The foundation of our government divides only into two parts:  those who like Slavery and mean it shall last, and those who hate it and mean it shall die.  After drifting, a dreary night of thirty years, before the hurricane, our Ship of State is going to pieces on the lee shore of Slavery.  Everyone confesses that the poison of our body politic is Slavery...The toil of a whole generation, thirty years, has been spent in examining this question of the right and place of the negro----the whole earnest thought of the nation given to it.  It stifles all other questions...it struggles up through all compromises, asserting its right to be heard...nothing can succeed in binding this Samson...the business community begs it to be settled...the whole South is determined to meet it. 


A Union is made up of willing States, not of conquered provinces.  If a husband or wife who can only keep the other partner within the bond by locking the doors and standing armed before them, had better submit to peaceable separation. [Applause.] 


Last month Senator Johnson of Tennessee, said, 'If I were an Abolitionist and wanted to accomplish the abolition of Slavery in the Southern States, the first step I would take would be to break the bonds of this Union.  I believe the continuance of Slavery depends on the preservation of this Union, and a compliance with all the guarantees of the Constitution.' 


Sacrifice anything to keep the Slave-holding States in the Union!  God forbid!  We will rather build a bridge of gold and pay their toll over it -- accompany them out with glad noise of trumpets.  Let them not 'stand on the order of their going, but go at once.'  Take the forts, empty our arsenals and sub-treasuries, and we will lend them...jewels of gold and jewels of silver, and be glad when they are departed. [Laughter and applause.]  But let the world distinctly understand why they go -- to save Slavery. 


Today is the inevitable fruit of our father's faithless compromise in 1787.  What a sad comment on free institutions, that they have produced a South of tyrants and a North of cowards; a South ready to face any peril to save Slavery, and a North unwilling to risk a dollar to serve freedom!  Before the Union existed, Washington and Jefferson uttered the boldest Anti-Slavery opinions. Today they would be lynched in their own homes.  No man who hopes for office dares to insist that it is unconstitutional.  Slavery has turned our churches of Christ into churches of commerce.

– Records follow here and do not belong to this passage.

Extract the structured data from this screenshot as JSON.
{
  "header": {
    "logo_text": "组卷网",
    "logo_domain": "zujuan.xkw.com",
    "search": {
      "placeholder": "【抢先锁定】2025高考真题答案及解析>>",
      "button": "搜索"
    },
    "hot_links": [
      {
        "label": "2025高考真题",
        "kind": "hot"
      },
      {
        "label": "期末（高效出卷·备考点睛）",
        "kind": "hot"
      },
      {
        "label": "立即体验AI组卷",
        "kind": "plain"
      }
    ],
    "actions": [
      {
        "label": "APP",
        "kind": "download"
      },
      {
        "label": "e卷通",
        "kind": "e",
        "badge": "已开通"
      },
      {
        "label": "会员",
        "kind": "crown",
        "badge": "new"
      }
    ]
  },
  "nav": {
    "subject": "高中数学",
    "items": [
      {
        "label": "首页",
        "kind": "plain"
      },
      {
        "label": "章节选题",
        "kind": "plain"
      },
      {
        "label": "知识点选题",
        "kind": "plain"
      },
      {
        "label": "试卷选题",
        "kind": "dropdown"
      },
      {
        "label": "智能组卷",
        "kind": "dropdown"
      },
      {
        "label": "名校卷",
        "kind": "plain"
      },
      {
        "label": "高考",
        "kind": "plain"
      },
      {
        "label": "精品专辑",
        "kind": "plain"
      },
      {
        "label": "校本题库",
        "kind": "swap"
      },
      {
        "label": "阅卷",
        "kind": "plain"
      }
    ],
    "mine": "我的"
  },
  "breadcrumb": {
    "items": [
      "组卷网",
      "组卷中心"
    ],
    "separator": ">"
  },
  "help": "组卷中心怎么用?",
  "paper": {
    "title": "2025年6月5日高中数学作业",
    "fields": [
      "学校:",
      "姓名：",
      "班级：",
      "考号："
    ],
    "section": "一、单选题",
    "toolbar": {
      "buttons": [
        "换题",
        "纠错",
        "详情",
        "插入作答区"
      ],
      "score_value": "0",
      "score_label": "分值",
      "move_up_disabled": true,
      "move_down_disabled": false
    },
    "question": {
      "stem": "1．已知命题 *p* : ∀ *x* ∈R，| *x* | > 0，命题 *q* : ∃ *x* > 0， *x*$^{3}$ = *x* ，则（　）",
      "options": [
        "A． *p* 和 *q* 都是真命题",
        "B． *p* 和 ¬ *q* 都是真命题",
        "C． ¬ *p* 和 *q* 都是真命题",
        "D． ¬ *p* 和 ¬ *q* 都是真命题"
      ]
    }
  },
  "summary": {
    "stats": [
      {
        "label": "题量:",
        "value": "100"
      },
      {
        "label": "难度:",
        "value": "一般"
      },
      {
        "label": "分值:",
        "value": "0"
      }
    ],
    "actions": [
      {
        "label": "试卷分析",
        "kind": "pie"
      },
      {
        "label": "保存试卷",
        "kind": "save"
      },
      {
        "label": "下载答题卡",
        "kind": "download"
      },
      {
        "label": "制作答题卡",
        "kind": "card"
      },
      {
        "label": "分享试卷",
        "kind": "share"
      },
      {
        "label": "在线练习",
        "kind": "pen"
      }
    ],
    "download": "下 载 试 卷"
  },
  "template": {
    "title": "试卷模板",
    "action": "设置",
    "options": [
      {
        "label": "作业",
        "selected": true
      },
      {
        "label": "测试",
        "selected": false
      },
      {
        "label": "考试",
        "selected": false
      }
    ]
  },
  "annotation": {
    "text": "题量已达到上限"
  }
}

[The practice of government] is conciliate, compromise, postpone, practice finesse, make promises, or break them, do anything to gain time and concentrate the North against Slavery.  Our fathers tried that policy in 1787.  They miserably failed.  It was tried in 1821, and failed.  It was tried in 1850, and failed.  What harm and good can come from disunion?  (A discussion follows at page 7 at the link below on the positives and negatives of disunion.)


In my soul,  I believe that a dissolution of the Union, sure to result speedily in the abolition of Slavery, would be a lesser evil than the slow, faltering, diseased 'gradually dying out' of Slavery, constantly poisoning us with the festering remains of this corrupt political, social and literary State.  I believe a sudden, conclusive, definite disunion, resulting in the abolition of Slavery...immediately, would be better, healthier and a more wholesome cure...This is what I mean by coercion! All hail, then, Disunion!"  (The Unholy Alliance:  The Abolitionists Giving the Right Hand of Fellowship to the Disunionists--Wendell Phillips' Address, New York Times article, January 22, 1861.)